The US Senate Permanent Committee on Investigations, which launched an inquiry into the trading loss last fall, is looking into the how different divisions of the bank wound up on opposite sides of the same trade, one of the people familiar with the matter said.
The people familiar with the situation did not comment on the dollar value of the opposing trades placed by JPMorgan Chase & Co’s investment bank traders, which was much smaller than the total positions put on by the CIO.
Kristin Lemkau, a spokeswoman for JPMorgan, declined to comment on the investment bank’s trading positions.
A spokeswoman for the Senate committee, led by Democratic Senator Carl Levin, declined to comment on its investigation.
It was widely known that a group of about eight credit-focused hedge funds, such as BlueMountain Capital Management and Saba Capital Management, were on the other side of the trades that JPMorgan’s London-based Whale team made on an index tied to corporate default rates.
However, the role JPMorgan’s own investment bank may have played in the messy unwinding of the derivatives trade has not come out until now.
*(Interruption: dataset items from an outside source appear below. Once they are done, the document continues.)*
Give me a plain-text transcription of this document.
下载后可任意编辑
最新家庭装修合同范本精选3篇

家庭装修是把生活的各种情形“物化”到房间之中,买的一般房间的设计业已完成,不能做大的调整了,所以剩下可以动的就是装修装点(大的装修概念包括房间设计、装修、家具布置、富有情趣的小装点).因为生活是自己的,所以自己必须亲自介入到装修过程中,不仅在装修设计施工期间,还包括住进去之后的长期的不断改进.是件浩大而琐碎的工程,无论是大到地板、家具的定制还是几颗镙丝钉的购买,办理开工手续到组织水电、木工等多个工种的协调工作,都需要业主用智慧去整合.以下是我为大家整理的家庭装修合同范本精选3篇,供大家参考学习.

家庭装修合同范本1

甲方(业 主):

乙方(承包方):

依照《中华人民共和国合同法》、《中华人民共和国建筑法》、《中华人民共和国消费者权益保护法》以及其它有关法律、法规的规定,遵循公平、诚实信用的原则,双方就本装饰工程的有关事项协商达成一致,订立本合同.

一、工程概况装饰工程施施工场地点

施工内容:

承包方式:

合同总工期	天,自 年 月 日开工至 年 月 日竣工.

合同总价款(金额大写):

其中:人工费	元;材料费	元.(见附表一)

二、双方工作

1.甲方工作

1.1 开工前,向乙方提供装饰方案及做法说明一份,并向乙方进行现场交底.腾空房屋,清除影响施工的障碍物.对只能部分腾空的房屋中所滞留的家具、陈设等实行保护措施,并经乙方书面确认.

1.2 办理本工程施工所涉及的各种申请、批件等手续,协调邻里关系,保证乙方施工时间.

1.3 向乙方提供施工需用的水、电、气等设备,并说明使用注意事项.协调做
One of the three people familiar with the matter claimed that JPMorgan managers discussed merging the two sets of trades in an attempt to offset some of the CIO’s losses.
Those talks ended about a month before Bloomberg News first reported the CIO trades on April 5 last year, the source said.
JPMorgan’s Lemkau said that this “never came up in our exhaustive internal investigation.”
In July last year, the bank fired the three London-based traders in the CIO most closely tied to the trading, including Bruno Iksil, dubbed the London Whale by hedge fund traders because of the size of the trades he placed for the CIO.
Two people familiar with Iksil and his boss, Javier Martin-Artajo, said the two CIO employees complained about the investment bank’s actions last spring, accusing its traders of deliberately trying to move the market against the CIO by leaking information on its position to hedge funds.
Iksil made his complaint to a member of JPMorgan’s compliance department, one of the people said.
However, those same sources said they had not seen any evidence to support that claim and JPMorgan’s Lemkau declined to comment on the allegation.
Martin-Artajo’s lawyer did not respond to a request for comment. A lawyer for Bruno Iksil declined to comment.
It is not clear when the investment bank traders and the London Whale team became aware they were taking opposing sides on a trade that involved index linked to credit default swaps sold on corporate debt.
Federal authorities are currently investigating whether some employees in the CIO deliberately used misleading valuations to try to conceal some of the losses.
It is not uncommon for large banks to hold opposing positions in the same market. That is sometimes done as a way of hedging a position or because different trading desks formulate opposing views about a trade.
Still, the revelation that the bank was taking two sides on the same trade is also likely to rekindle the debate about whether banks such as JPMorgan Chase are too big to manage and should be scaled back.